Wednesday, November 5, 2008

Help Desk Ticket

I went to the cable company’s home office last Thursday to pick up a modem so that I could hook up high-speed internet at the house. It’s a twenty-three minute drive from work so I figured I could haul butt there and back during my lunch break with a couple of minutes to spare due to the fact my middle name is “Racer X”. No such luck; the DMV here is fabulous, not so much the cable company.

After receiving my modem and all required insert technical terms here for cables and stuff, I raced back to the office prepared to hook up the internet at home over the weekend. Thinking ahead and due to the fact I’m a blonde, I called my brother over to assist and guide in the connection of the box to the computer.

He got nothin’.

We drank a couple of beers, tried again, and still got nothin’. At this point I offered my assistance.
Bro went home, grabbed his modem and came back to the homestead; lo and behold thru his box we had high-speed connectivity and proceeded to surf the web. He left, took his box with him with the understanding that I would go BACK to the home office and trade out boxes because obviously I had a defective modem.

Monday I again took my lunch break to turn in the “defective” modem and traded it in on a “working” modem.

Went home last night, hooked it up and guess what!! You got it…

I got nothin’.

After two modems, three phone calls to tech support, and three IT professionals, I called and made an appointment for a cable technician to come to the house and “hook it up properly”. I have a feeling that Cletus may run into difficulties, too.


Should I have King Dork and Brother there for good measure?
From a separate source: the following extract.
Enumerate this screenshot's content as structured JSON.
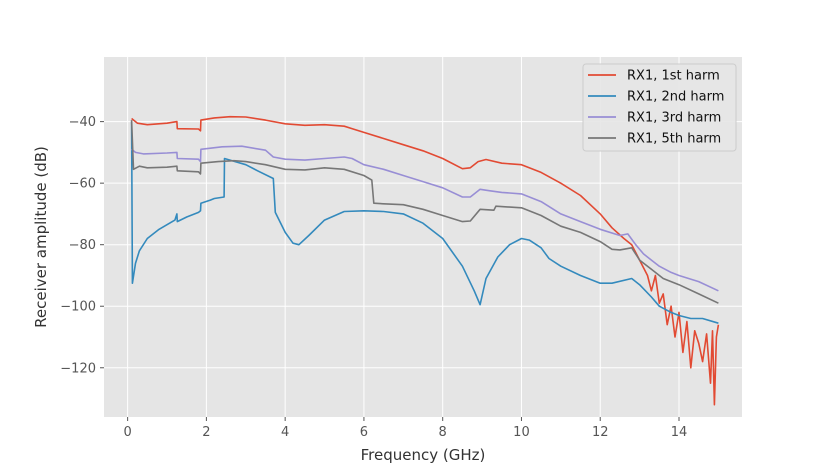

Yeah, I think so, too.

6 comments:

Anonymous said...

Your modems are suffering from what is technically known as "being shit-itis."

Once the tech is at your place, it'll work fine.

Then guess what?

INNER VOICES said...

i think the monkey has a better chance at fixing it than the cable tech who will come and service you...

Anonymous said...

WOW! If my cable company line was like that, we'd have satellite!

Anonymous said...

You know this is all a conspiracy so that they can charge you a gazzilion dollars to have their guy come out and miraculously locate a working modem. They keep all the good modems in the tech trucks you know.
Sis

Queen Goob said...

OMG - EVERYONE LOOK!!!! That;s the first time my sister has left a response! Right up there, she finally figured out how to do it.

starts clapping her hands Come on guys, let's show her how proud we are that she finally entered the blogosphere.

bernthis said...

you have the patience of a saint. Computers, you can't live with them and you can't pay bills, write, talk to your friends, get entertainment, new, weather and sports results at your fingertips, without them.